The above recurrence relation, if implemented via recursion would have the high time complexity we mentioned, i.e., O(n!). The reason is that there is a lot of redundancy in the recursive implementation.

The following is a Dynamic Programming (DP) implementation of the above maximum similarity problem:

D = int[m+1,n+1]
D[0:m,0] = 0
D[0,0:n] = 0
for i = 1 to m 
    for j = 1 to n     
        D[i,j] = max {D[i-1,j], D[i,j-1], D[i-1,j-1] + sim(p1[i-1],p1[j-1])}	 
return D[m,n]

Tracing through the above code, complete filling the two-dimensional grid D, where size of D is m+1 by n+1. Then, return the value at the last location D[m,n], shown by ? as the final answer. The amino acids of p1 and p2 are mentioned as the column and row headers to give more hints about what the DP algorithm.

D:

Fill the above table using your DP pseudocode and include it in your writeup.
Report the time and space complexity of the above DP implementation.

Step 4: Retrieving the transition scenario

So far, you could compute the highest similarity between two sequences p1, and p2. However, the actual alignment that led to the high score is not reported. Think of a scheme, where after obtaining highest similarity, you can construct the actual transition scenario corresponding to highest similarity.

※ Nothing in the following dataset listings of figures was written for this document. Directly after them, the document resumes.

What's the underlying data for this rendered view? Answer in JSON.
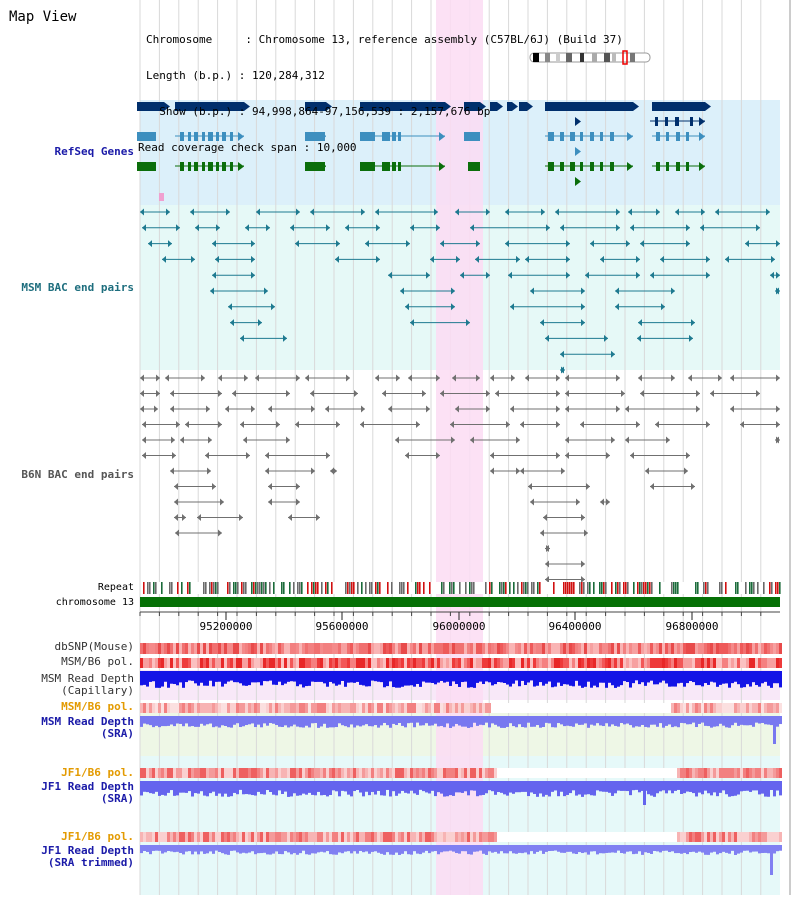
{
  "page": {
    "title": "Map View"
  },
  "info": [
    {
      "label": "Chromosome     ",
      "value": ": Chromosome 13, reference assembly (C57BL/6J) (Build 37)"
    },
    {
      "label": "Length (b.p.) ",
      "value": ": 120,284,312"
    },
    {
      "label": "  Show (b.p.) ",
      "value": ": 94,998,864-97,156,539 : 2,157,676 bp"
    },
    {
      "label": "Read coverage check span ",
      "value": ": 10,000"
    }
  ],
  "tracks": {
    "refseq": "RefSeq Genes",
    "msm_bac": "MSM BAC end pairs",
    "b6n_bac": "B6N BAC end pairs",
    "repeat": "Repeat",
    "chromosome": "chromosome 13",
    "dbsnp": "dbSNP(Mouse)",
    "msm_b6_pol": "MSM/B6 pol.",
    "msm_depth_cap": "MSM Read Depth\n(Capillary)",
    "msm_b6_pol2": "MSM/B6 pol.",
    "msm_depth_sra": "MSM Read Depth\n(SRA)",
    "jf1_b6_pol": "JF1/B6 pol.",
    "jf1_depth_sra": "JF1 Read Depth\n(SRA)",
    "jf1_b6_pol2": "JF1/B6 pol.",
    "jf1_depth_trim": "JF1 Read Depth\n(SRA trimmed)"
  },
  "axis": {
    "ticks": [
      "95200000",
      "95600000",
      "96000000",
      "96400000",
      "96800000"
    ]
  },
  "colors": {
    "gene_navy": "#002f6c",
    "gene_blue": "#3d8fbf",
    "gene_green": "#0b6e0b",
    "msm_pair": "#1e7a90",
    "b6n_pair": "#707070",
    "refseq_bg": "#dcf0fa",
    "bac_bg": "#e6f9f7",
    "highlight": "#fbdcf3",
    "label_navy": "#1a1aa8",
    "label_teal": "#1e6e7e",
    "label_orange": "#e39a00"
  }
}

Hint: Construct the two transitions p1_al, and p2_al from the end to the beginning. For instance, if highest similarity was let say 3, then scenario p1_al = A-ARADCE and p2_al = AVA-A-D- could have been returned. Explain you strategy in a few lines. No need to provide pseudocode but do explain about any additional data structures you used.

Step 5: Submit the writeup

Each group member should submit the same markdown file to Moodle. In the submission comment add a link to the hedgedoc file and also indicate who you worked with.